For months, as he has crafted his not-a-panhandling-ordinance, Monongalia County Commissioner Tom Bloom has repeatedly said his proposal is based on an Alabama law that prohibits panhandling.
So what is the Alabama law?
The better question is “which one?”
The Alabama Code of 1975 had two anti-panhandling statutes: §13A-11-9, which said someone commits the crime of loitering if he/she “[l]oiters, remains, or wanders about in a public place for the purpose of begging,” and §32-5A-216, which said “No person shall stand on a highway for the purpose of soliciting employment, business, or contributions from the occupant of any vehicle, nor for the purpose of distributing any article, unless otherwise authorized by official permit of the governing body of the city or county having jurisdiction over the highway.”
In February 2020, the Southern Poverty Law Center, ACLU and National Law Center of Homelessness & Poverty filed a class-action lawsuit against the City of Montgomery, the sheriff of Montgomery County and the secretary of the Alabama Law Enforcement Agency on behalf of three people experiencing homelessness. In Singleton v. Taylor, the plaintiffs alleged that the law violated their First Amendment right to “solicit charity.”
In September 2020, the City of Montgomery agreed to a settlement in which it would stop enforcing the law within city limits, return all fees and fines levied under the law and would halt all pending prosecutions under the law. In September 2022, plaintiffs settled with the sheriff of Montgomery County, so the sheriff’s office could no longer issue tickets under the law — but that settlement only applied to Montgomery County. So the lawsuit continued against Hal Taylor, in his capacity as the secretary of the Alabama Law Enforcement Agency.
On March 10, 2023, the judge in Singleton v. Taylor declared both statutes “facially unconstitutional” under the First Amendment and both be “permanently enjoined” from being enforced. (This case is currently going through appeals.)

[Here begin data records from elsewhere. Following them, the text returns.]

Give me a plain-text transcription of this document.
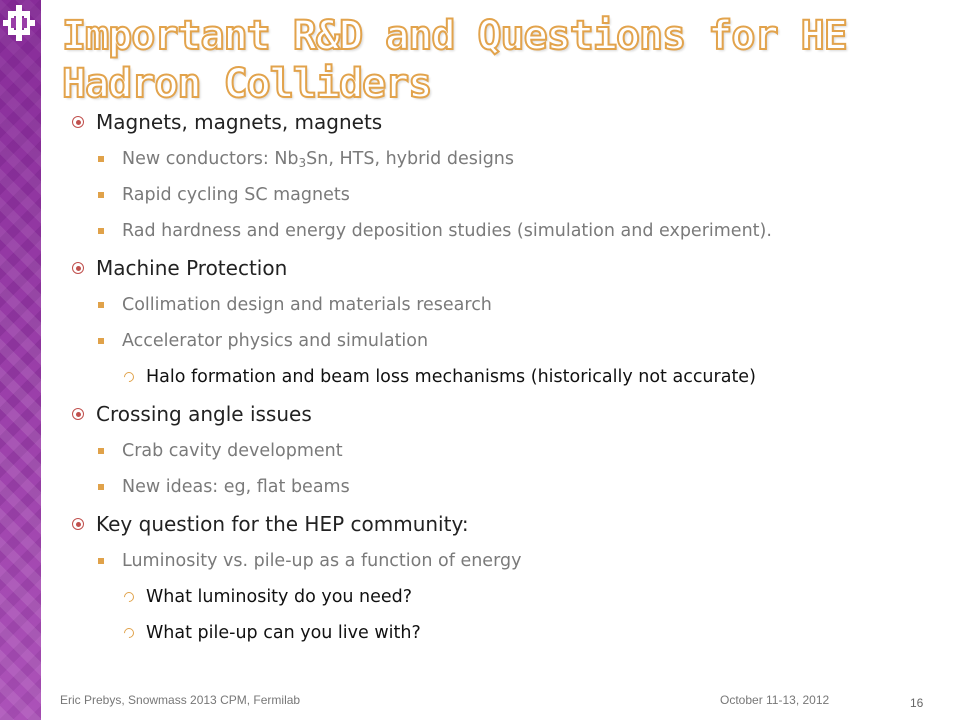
Important R&D and Questions for HE Hadron Colliders
Magnets, magnets, magnets
New conductors: $Nb_3Sn$, HTS, hybrid designs
Rapid cycling SC magnets
Rad hardness and energy deposition studies (simulation and experiment).
Machine Protection
Collimation design and materials research
Accelerator physics and simulation
Halo formation and beam loss mechanisms (historically not accurate)
Crossing angle issues
Crab cavity development
New ideas: eg, flat beams
Key question for the HEP community:
Luminosity vs. pile-up as a function of energy
What luminosity do you need?
What pile-up can you live with?
Eric Prebys, Snowmass 2013 CPM, Fermilab	October 11-13, 2012	16
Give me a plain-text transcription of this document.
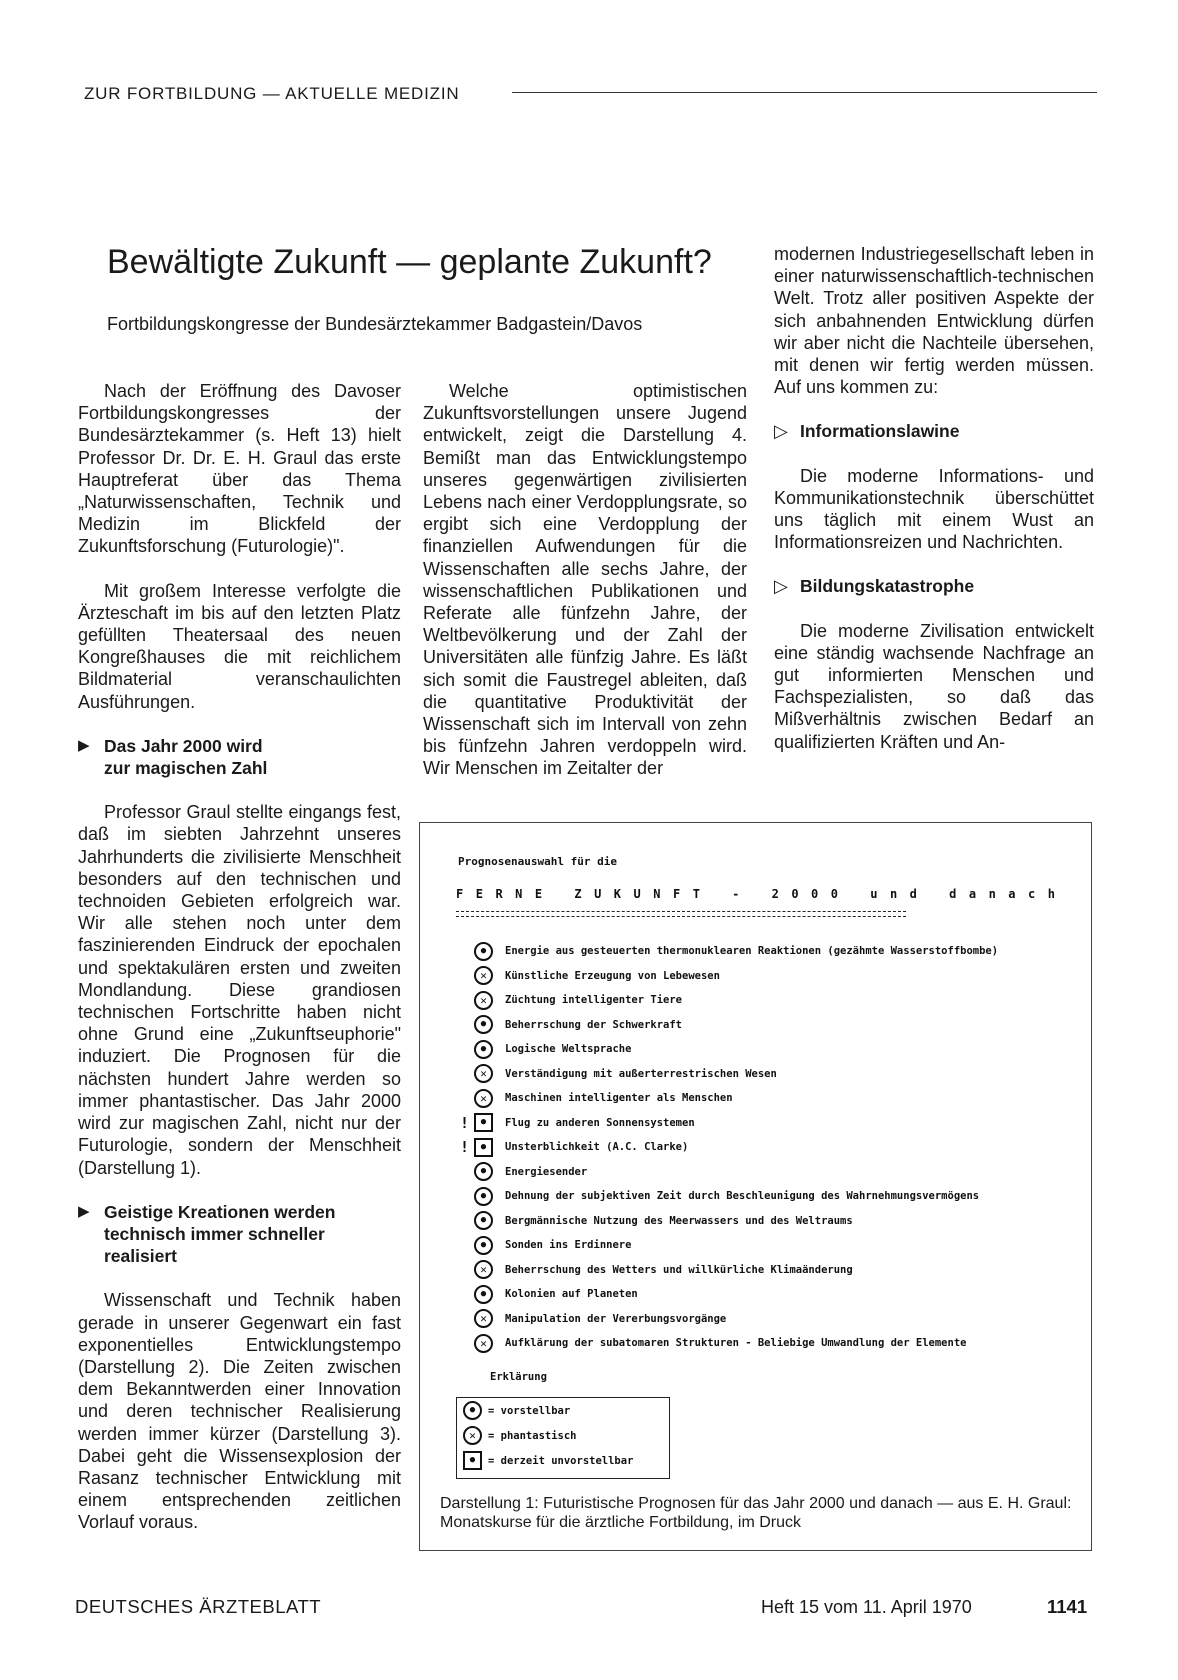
ZUR FORTBILDUNG — AKTUELLE MEDIZIN
Bewältigte Zukunft — geplante Zukunft?
Fortbildungskongresse der Bundesärztekammer Badgastein/Davos

Nach der Eröffnung des Davoser Fortbildungskongresses der Bundesärztekammer (s. Heft 13) hielt Professor Dr. Dr. E. H. Graul das erste Hauptreferat über das Thema „Naturwissenschaften, Technik und Medizin im Blickfeld der Zukunftsforschung (Futurologie)".

Mit großem Interesse verfolgte die Ärzteschaft im bis auf den letzten Platz gefüllten Theatersaal des neuen Kongreßhauses die mit reichlichem Bildmaterial veranschaulichten Ausführungen.

▶ Das Jahr 2000 wird zur magischen Zahl

Professor Graul stellte eingangs fest, daß im siebten Jahrzehnt unseres Jahrhunderts die zivilisierte Menschheit besonders auf den technischen und technoiden Gebieten erfolgreich war. Wir alle stehen noch unter dem faszinierenden Eindruck der epochalen und spektakulären ersten und zweiten Mondlandung. Diese grandiosen technischen Fortschritte haben nicht ohne Grund eine „Zukunftseuphorie" induziert. Die Prognosen für die nächsten hundert Jahre werden so immer phantastischer. Das Jahr 2000 wird zur magischen Zahl, nicht nur der Futurologie, sondern der Menschheit (Darstellung 1).

▶ Geistige Kreationen werden technisch immer schneller realisiert

Wissenschaft und Technik haben gerade in unserer Gegenwart ein fast exponentielles Entwicklungstempo (Darstellung 2). Die Zeiten zwischen dem Bekanntwerden einer Innovation und deren technischer Realisierung werden immer kürzer (Darstellung 3). Dabei geht die Wissensexplosion der Rasanz technischer Entwicklung mit einem entsprechenden zeitlichen Vorlauf voraus.

Welche optimistischen Zukunftsvorstellungen unsere Jugend entwickelt, zeigt die Darstellung 4. Bemißt man das Entwicklungstempo unseres gegenwärtigen zivilisierten Lebens nach einer Verdopplungsrate, so ergibt sich eine Verdopplung der finanziellen Aufwendungen für die Wissenschaften alle sechs Jahre, der wissenschaftlichen Publikationen und Referate alle fünfzehn Jahre, der Weltbevölkerung und der Zahl der Universitäten alle fünfzig Jahre. Es läßt sich somit die Faustregel ableiten, daß die quantitative Produktivität der Wissenschaft sich im Intervall von zehn bis fünfzehn Jahren verdoppeln wird. Wir Menschen im Zeitalter der

modernen Industriegesellschaft leben in einer naturwissenschaftlich-technischen Welt. Trotz aller positiven Aspekte der sich anbahnenden Entwicklung dürfen wir aber nicht die Nachteile übersehen, mit denen wir fertig werden müssen. Auf uns kommen zu:

▷ Informationslawine

Die moderne Informations- und Kommunikationstechnik überschüttet uns täglich mit einem Wust an Informationsreizen und Nachrichten.

▷ Bildungskatastrophe

Die moderne Zivilisation entwickelt eine ständig wachsende Nachfrage an gut informierten Menschen und Fachspezialisten, so daß das Mißverhältnis zwischen Bedarf an qualifizierten Kräften und An-

Prognosenauswahl für die
FERNE ZUKUNFT - 2000 und danach
●	Energie aus gesteuerten thermonuklearen Reaktionen (gezähmte Wasserstoffbombe)
✕	Künstliche Erzeugung von Lebewesen
✕	Züchtung intelligenter Tiere
●	Beherrschung der Schwerkraft
●	Logische Weltsprache
✕	Verständigung mit außerterrestrischen Wesen
✕	Maschinen intelligenter als Menschen
!	●	Flug zu anderen Sonnensystemen
!	●	Unsterblichkeit (A.C. Clarke)
●	Energiesender
●	Dehnung der subjektiven Zeit durch Beschleunigung des Wahrnehmungsvermögens
●	Bergmännische Nutzung des Meerwassers und des Weltraums
●	Sonden ins Erdinnere
✕	Beherrschung des Wetters und willkürliche Klimaänderung
●	Kolonien auf Planeten
✕	Manipulation der Vererbungsvorgänge
✕	Aufklärung der subatomaren Strukturen - Beliebige Umwandlung der Elemente
Erklärung
●	= vorstellbar
✕	= phantastisch
●	= derzeit unvorstellbar
Darstellung 1: Futuristische Prognosen für das Jahr 2000 und danach — aus E. H. Graul: Monatskurse für die ärztliche Fortbildung, im Druck
DEUTSCHES ÄRZTEBLATT	Heft 15 vom 11. April 1970	1141
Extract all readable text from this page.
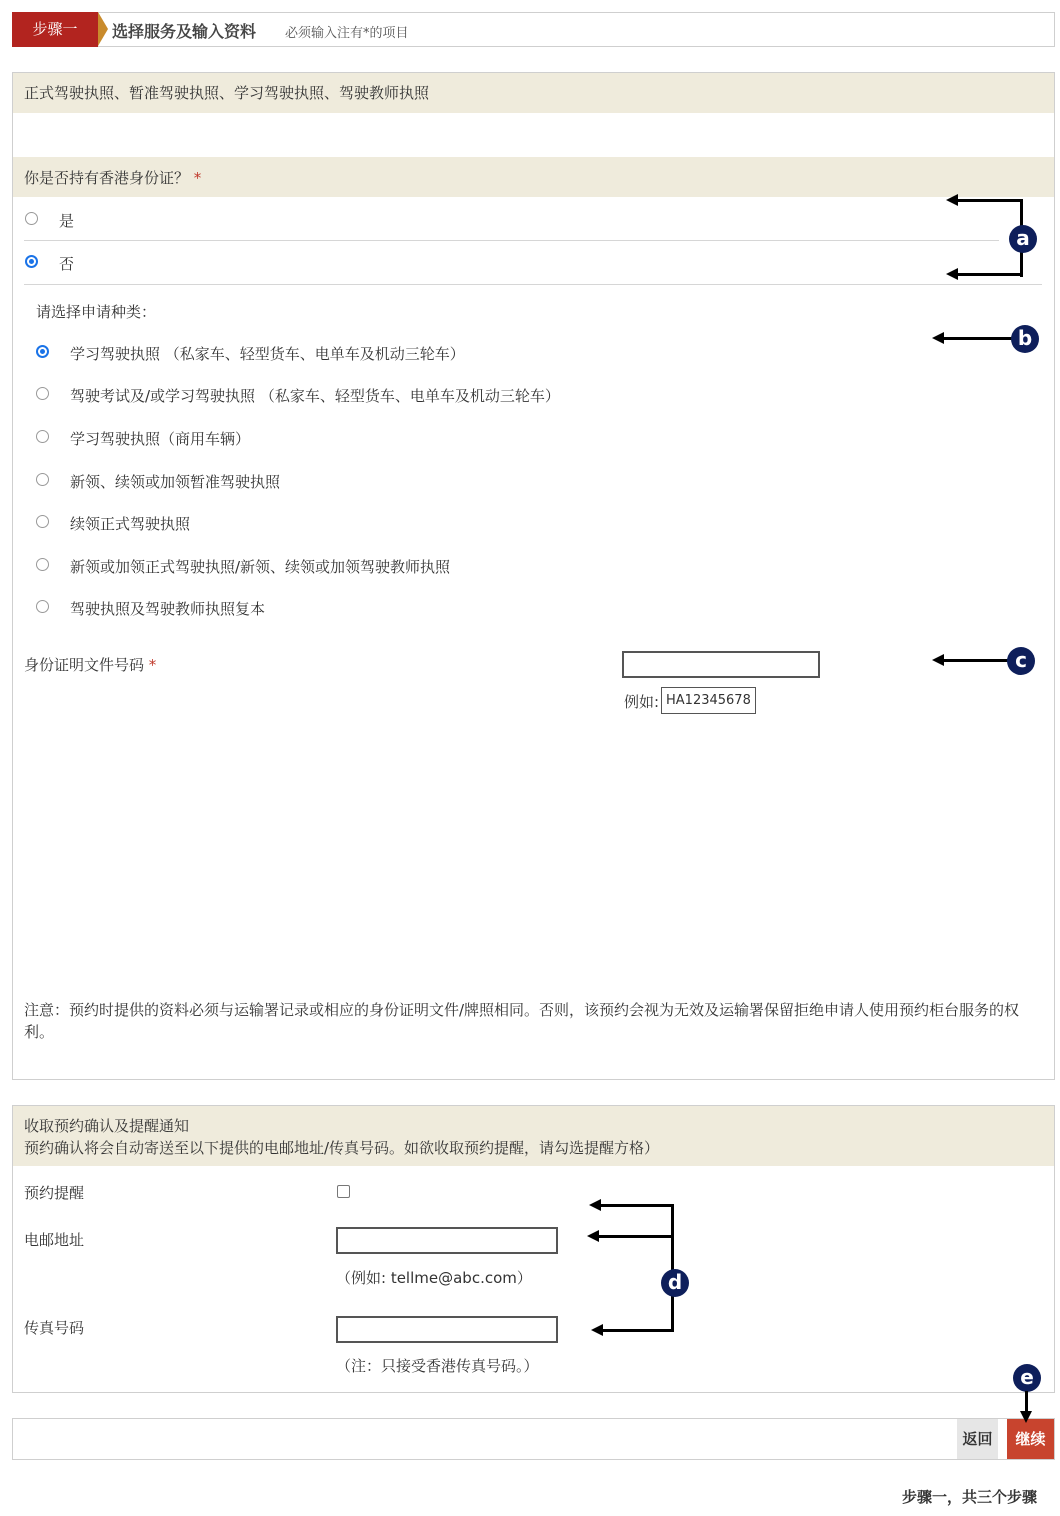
步骤一	选择服务及输入资料 必须输入注有*的项目
正式驾驶执照、暂准驾驶执照、学习驾驶执照、驾驶教师执照
你是否持有香港身份证？ *
是
否
请选择申请种类：
学习驾驶执照 （私家车、轻型货车、电单车及机动三轮车）
驾驶考试及/或学习驾驶执照 （私家车、轻型货车、电单车及机动三轮车）
学习驾驶执照（商用车辆）
新领、续领或加领暂准驾驶执照
续领正式驾驶执照
新领或加领正式驾驶执照/新领、续领或加领驾驶教师执照
驾驶执照及驾驶教师执照复本
身份证明文件号码 *
例如: HA12345678
注意：预约时提供的资料必须与运输署记录或相应的身份证明文件/牌照相同。否则，该预约会视为无效及运输署保留拒绝申请人使用预约柜台服务的权利。
收取预约确认及提醒通知
预约确认将会自动寄送至以下提供的电邮地址/传真号码。如欲收取预约提醒，请勾选提醒方格）
预约提醒
电邮地址
（例如: tellme@abc.com）
传真号码
（注：只接受香港传真号码。）
返回	继续
步骤一，共三个步骤
a
b
c
d
e
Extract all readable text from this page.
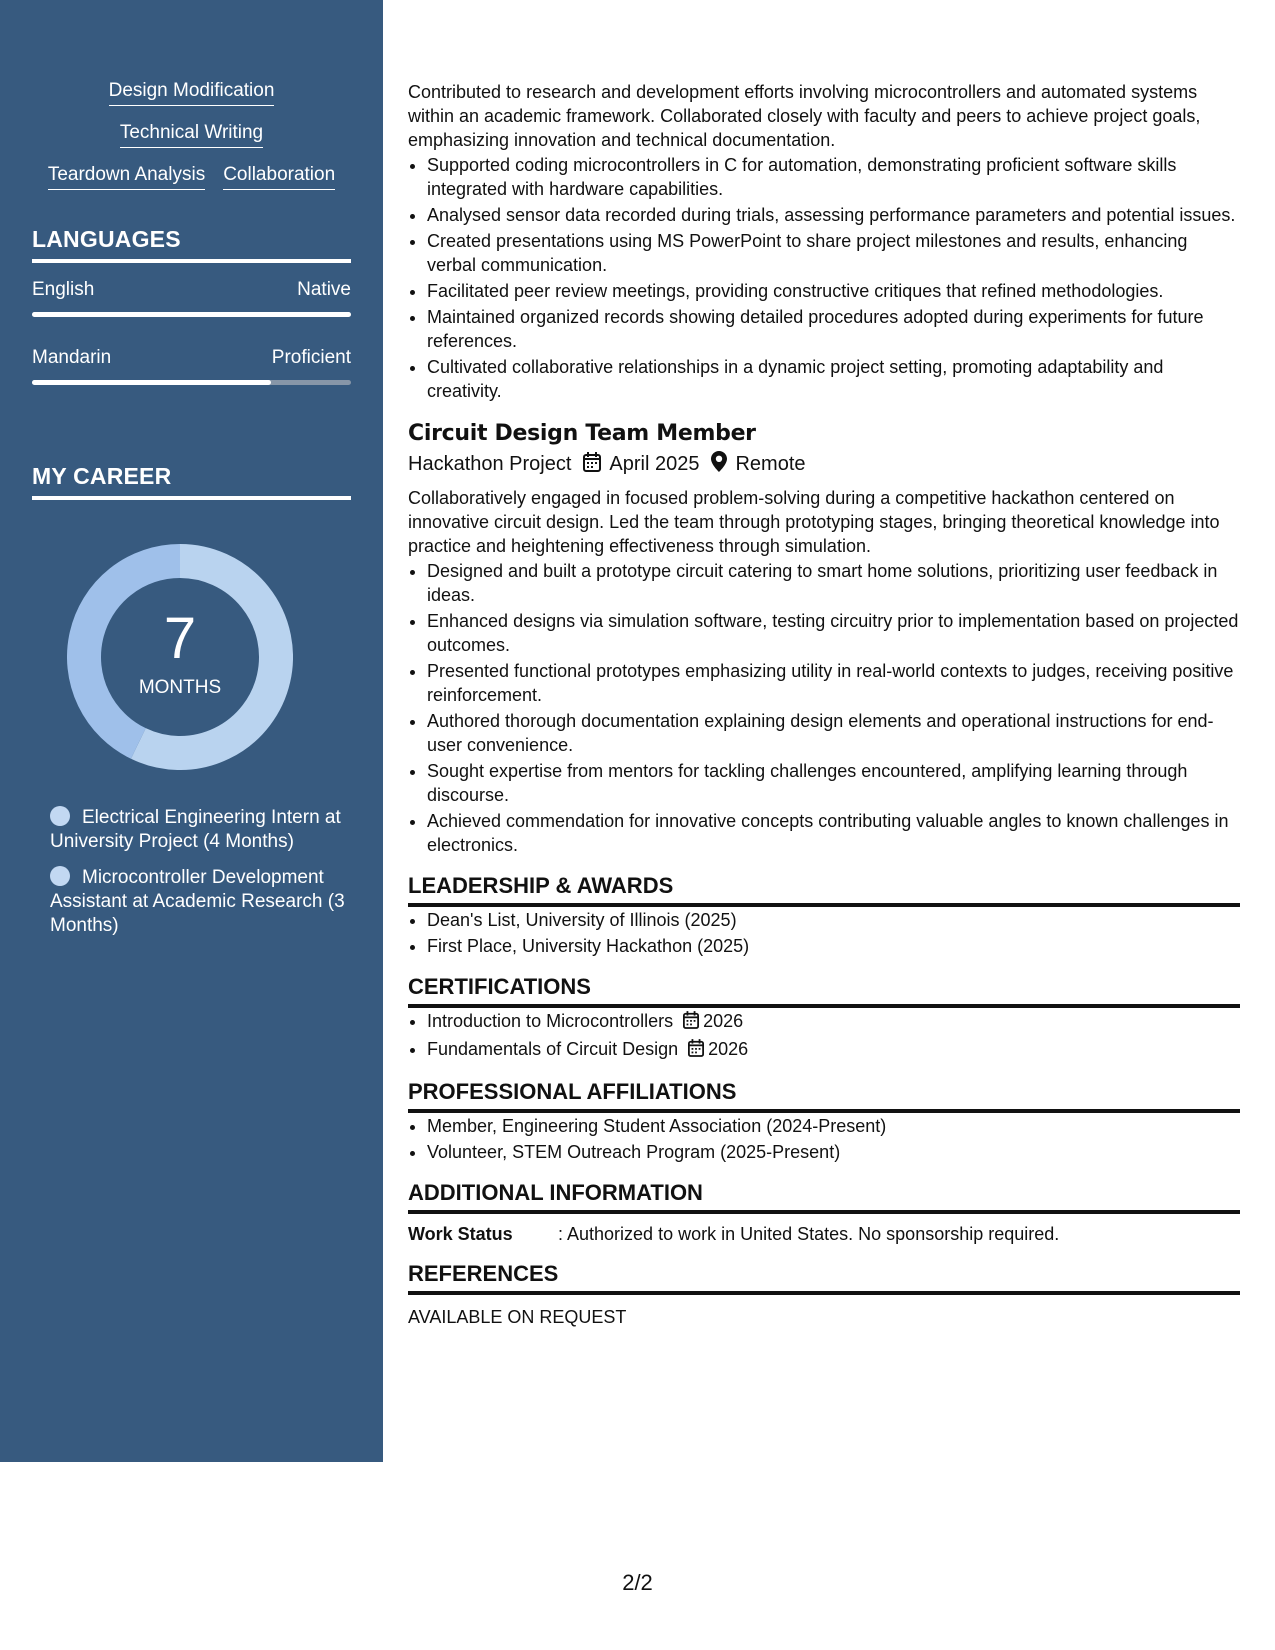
Design Modification
Technical Writing
Teardown Analysis Collaboration
LANGUAGES
English	Native
Mandarin	Proficient
MY CAREER
7
MONTHS
Electrical Engineering Intern at University Project (4 Months)
Microcontroller Development Assistant at Academic Research (3 Months)

Contributed to research and development efforts involving microcontrollers and automated systems within an academic framework. Collaborated closely with faculty and peers to achieve project goals, emphasizing innovation and technical documentation.

• Supported coding microcontrollers in C for automation, demonstrating proficient software skills integrated with hardware capabilities.
• Analysed sensor data recorded during trials, assessing performance parameters and potential issues.
• Created presentations using MS PowerPoint to share project milestones and results, enhancing verbal communication.
• Facilitated peer review meetings, providing constructive critiques that refined methodologies.
• Maintained organized records showing detailed procedures adopted during experiments for future references.
• Cultivated collaborative relationships in a dynamic project setting, promoting adaptability and creativity.
Circuit Design Team Member
Hackathon Project April 2025 Remote

Collaboratively engaged in focused problem-solving during a competitive hackathon centered on innovative circuit design. Led the team through prototyping stages, bringing theoretical knowledge into practice and heightening effectiveness through simulation.

• Designed and built a prototype circuit catering to smart home solutions, prioritizing user feedback in ideas.
• Enhanced designs via simulation software, testing circuitry prior to implementation based on projected outcomes.
• Presented functional prototypes emphasizing utility in real-world contexts to judges, receiving positive reinforcement.
• Authored thorough documentation explaining design elements and operational instructions for end-user convenience.
• Sought expertise from mentors for tackling challenges encountered, amplifying learning through discourse.
• Achieved commendation for innovative concepts contributing valuable angles to known challenges in electronics.
LEADERSHIP & AWARDS
• Dean's List, University of Illinois (2025)
• First Place, University Hackathon (2025)
CERTIFICATIONS
• Introduction to Microcontrollers 2026
• Fundamentals of Circuit Design 2026
PROFESSIONAL AFFILIATIONS
• Member, Engineering Student Association (2024-Present)
• Volunteer, STEM Outreach Program (2025-Present)
ADDITIONAL INFORMATION
Work Status	: Authorized to work in United States. No sponsorship required.
REFERENCES
AVAILABLE ON REQUEST
2/2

The Alabama Legislature must have seen the writing on the wall, because the month prior, lawmakers introduced HB 24: to amend §13A-11-9 and §32-5A-216 to eliminate the mentions of begging or soliciting and to instead prohibit an individual from loitering on a public roadway maintained by the state or in the right-of-way of a public roadway maintained by the state and to provide criminal penalties for violations, including making subsequent offenses a Class C misdemeanor punishable by up to three months in jail and a $500 fine.
HB 24 was passed in May and went into effect Aug. 1. Although there are no formal challenges yet, we think there likely will be. The language within HB 24 makes it pretty obvious that the new law targets homeless individuals: Officers can let the loiterer off with a warning if they leave or offer the loiterer a ride to the nearest shelter or social service provider in lieu of arresting them.
The Southern Poverty Law Center has already made its displeasure with the new law known, saying it’s an attempt to still criminalize homelessness while getting around the injunction.
Which sounds eerily similar to what Bloom is attempting with his “pedestrian and vehicle safety ordinance.” Perhaps it would be better for Monongalia County (and its pocketbook) to wait and see how the appeals process for the original law and any legal challenges to the new law play out.